4. Bölüm

595 54 1
                                    

16.07.23

----

Okuldan çıkmış, çalıştığım kafeye gelmiştim. Önlüğü üstüme geçirip boş sayılmayan kafede yeni gelen müşterilerin siparişlerini almaya başladım.

Bir süre sadece git gel yapmıştım. Bir masaya tek başına oturan kişinin yanına gidip konuştum.

"Siparişiniz nedir?" Dedim bakışlarımı elimdeki  deftere sabitlemişken.

"Menüde sen var mısın?" Diye sordu ahlaksız bir ses.

Sinirle başımı kaldırıp beni rahat bırakmayan alfaya baktım.

"Yine mi sen?" Demiştim bıkmış bir sesle.

"Beğenemedin mi canım?" Dedi gülerek.

Göz devirdim bu dediğine. "Ver siparişini, zıkkımlan git." Dedim agresif bir tavırla.

Bu halime daha çok gülerken "Bol şekerli bir sütlü kahve istiyorum. Aynı senin gibi tatlı olsun lütfen." Demişti. İki elinin işaret parmaklarını yanağında ortaya çıkan gamzenin üstüne bastırıp kafasını sağa doğru eğdi.

Boş bulunup "Senin gamzen mi var?" Diye sormuştum. Sonrasında anında dilimi ısırırken kocaman gülümsedi. Böylece yanağındaki çökükler iyice derinleşmişti.

"Evet. Sana vermeyi çok isterdim ama maalesef öyle bir teknoloji şu an yok. Ancak çocuklarımıza aktarabiliriz, ha ne dersin?"

Kaşlarımı çatıp konuştum. "Aptal mısın? Betayım ben. Hamile kalamam."

Yine yandan bir sırıtış gönderdi bana. "Baskın bir alfa, alfaları bile hamile bırakabilir Ilgaz. Beni çok küçümsüyorsun." Demişti ve sonrasında devam etti. "Hem benimle çocuk yapmayı reddetmedin. Hadi hadi naz yapma."

Hızla yüzümü buruşturup "Siktir git." Diye mırıldandım.

Arkamı dönüp siparişini vermeye koyuldum.

Onun siparişi hazırlanırken bakışlarını benden çekmemiş ve sürekli beni izlemişti.

Sonunda hazır olan siparişini masaya götürdüm ve bir şey demesine fırsat vermeden geri döndüm.

--

Benim çıkış saatime kadar oturmuştu. Çıkış saatim gelince de peşimi bırakmamış, şu an benimle birlikte eve gidiyordu.

"Evine gitmeyecek misin?" Dedim bıkkın sesimle. He yani beni niye evime kadar takip ediyordu ki?

"Akşam yemeğine kalabilir miyim?" Diye sordu benim sorumu görmezden gelerek.

"Hayır."

"Lütfen."

"Hayır." Dedim kendimden emin sesimle. Evime alacak kadar yakın değildim.

"Lütfen. Seni bir hafta boyunca rahatsız etmem." Demişti yalvaran sesle.

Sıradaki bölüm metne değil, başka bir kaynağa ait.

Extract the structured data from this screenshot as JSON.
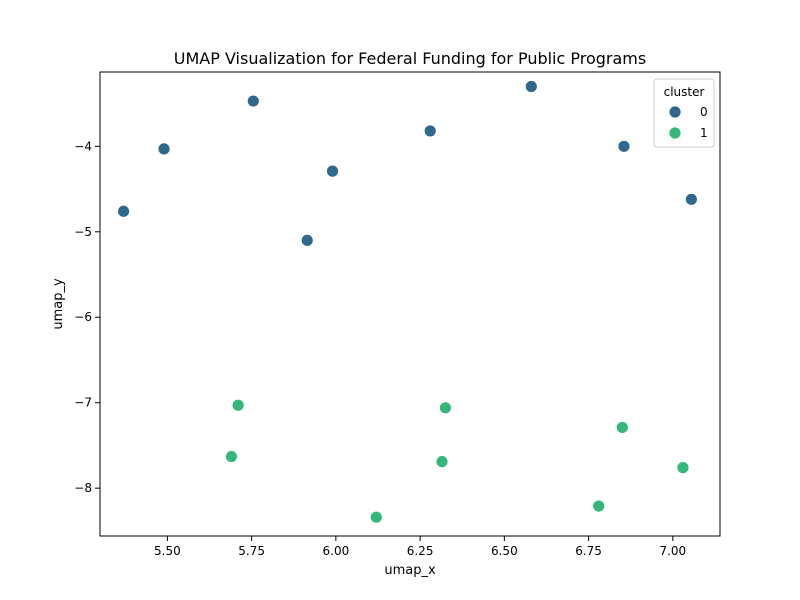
{
  "chart_data": {
    "type": "scatter",
    "title": "UMAP Visualization for Federal Funding for Public Programs",
    "xlabel": "umap_x",
    "ylabel": "umap_y",
    "xlim": [
      5.3,
      7.14
    ],
    "ylim": [
      -8.56,
      -3.13
    ],
    "xticks": [
      5.5,
      5.75,
      6.0,
      6.25,
      6.5,
      6.75,
      7.0
    ],
    "xtick_labels": [
      "5.50",
      "5.75",
      "6.00",
      "6.25",
      "6.50",
      "6.75",
      "7.00"
    ],
    "yticks": [
      -8,
      -7,
      -6,
      -5,
      -4
    ],
    "ytick_labels": [
      "−8",
      "−7",
      "−6",
      "−5",
      "−4"
    ],
    "grid": false,
    "legend": {
      "title": "cluster",
      "placement": "top-right"
    },
    "series": [
      {
        "name": "0",
        "color": "#30678d",
        "points": [
          {
            "x": 5.37,
            "y": -4.76
          },
          {
            "x": 5.49,
            "y": -4.03
          },
          {
            "x": 5.755,
            "y": -3.47
          },
          {
            "x": 5.915,
            "y": -5.1
          },
          {
            "x": 5.99,
            "y": -4.29
          },
          {
            "x": 6.28,
            "y": -3.82
          },
          {
            "x": 6.58,
            "y": -3.3
          },
          {
            "x": 6.855,
            "y": -4.0
          },
          {
            "x": 7.055,
            "y": -4.62
          }
        ]
      },
      {
        "name": "1",
        "color": "#35b779",
        "points": [
          {
            "x": 5.69,
            "y": -7.63
          },
          {
            "x": 5.71,
            "y": -7.03
          },
          {
            "x": 6.12,
            "y": -8.34
          },
          {
            "x": 6.315,
            "y": -7.69
          },
          {
            "x": 6.325,
            "y": -7.06
          },
          {
            "x": 6.78,
            "y": -8.21
          },
          {
            "x": 6.85,
            "y": -7.29
          },
          {
            "x": 7.03,
            "y": -7.76
          }
        ]
      }
    ]
  }
}
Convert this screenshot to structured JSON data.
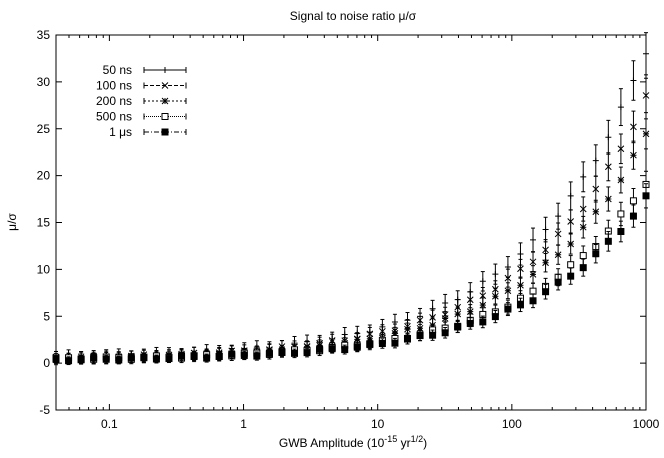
{
  "chart_data": {
    "type": "scatter",
    "title": "Signal to noise ratio μ/σ",
    "xlabel_main": "GWB Amplitude (10",
    "xlabel_exp1": "-15",
    "xlabel_mid": " yr",
    "xlabel_exp2": "1/2",
    "xlabel_end": ")",
    "ylabel": "μ/σ",
    "x_scale": "log",
    "xlim": [
      0.04,
      1000
    ],
    "ylim": [
      -5,
      35
    ],
    "x_ticks": [
      {
        "value": 0.1,
        "label": "0.1"
      },
      {
        "value": 1,
        "label": "1"
      },
      {
        "value": 10,
        "label": "10"
      },
      {
        "value": 100,
        "label": "100"
      },
      {
        "value": 1000,
        "label": "1000"
      }
    ],
    "y_ticks": [
      {
        "value": -5,
        "label": "-5"
      },
      {
        "value": 0,
        "label": "0"
      },
      {
        "value": 5,
        "label": "5"
      },
      {
        "value": 10,
        "label": "10"
      },
      {
        "value": 15,
        "label": "15"
      },
      {
        "value": 20,
        "label": "20"
      },
      {
        "value": 25,
        "label": "25"
      },
      {
        "value": 30,
        "label": "30"
      },
      {
        "value": 35,
        "label": "35"
      }
    ],
    "grid": false,
    "legend_position": "top-left",
    "x_range": [
      0.04,
      1000
    ],
    "n_points": 48,
    "series": [
      {
        "name": "50 ns",
        "marker": "plus",
        "y_high": 33.0,
        "noise": 0.6,
        "err_base": 0.6,
        "err_scale": 0.05
      },
      {
        "name": "100 ns",
        "marker": "cross",
        "y_high": 28.0,
        "noise": 0.55,
        "err_base": 0.55,
        "err_scale": 0.045
      },
      {
        "name": "200 ns",
        "marker": "star",
        "y_high": 24.0,
        "noise": 0.5,
        "err_base": 0.5,
        "err_scale": 0.045
      },
      {
        "name": "500 ns",
        "marker": "open-square",
        "y_high": 19.0,
        "noise": 0.45,
        "err_base": 0.45,
        "err_scale": 0.05
      },
      {
        "name": "1 μs",
        "marker": "filled-square",
        "y_high": 17.3,
        "noise": 0.4,
        "err_base": 0.4,
        "err_scale": 0.05
      }
    ]
  }
}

Kafadan bir hesap yaptım şöyle. Okulun bir haftası çoktan geçmişti. Kalan 3 haftanın bir haftası okula gitmesem, bir hafta da beni rahatsız etmese, sadece 1 hafta boyunca ona katlanmak zorunda kalacaktım. (Sen öyle san annem.)

Bir hafta huzurum için bir akşamımı feda edebilirdim.

"Yemeğini yedikten sonra siktir olup gidiyorsun." Demiştim itiraz istemeyen sesimle.

Hevesle kafasını salladı. Eve yaklaşmıştık, onu uyarmam gerekiyordu.

"Bak, annemle babam... Nasıl desem? Soğuk insanlardır. Öyle oturup sohbet edebileceğin tipler değiller. Bu yüzden sadece selam verip yemeğini ye. Başka konular hakkında konuşma." Dedim.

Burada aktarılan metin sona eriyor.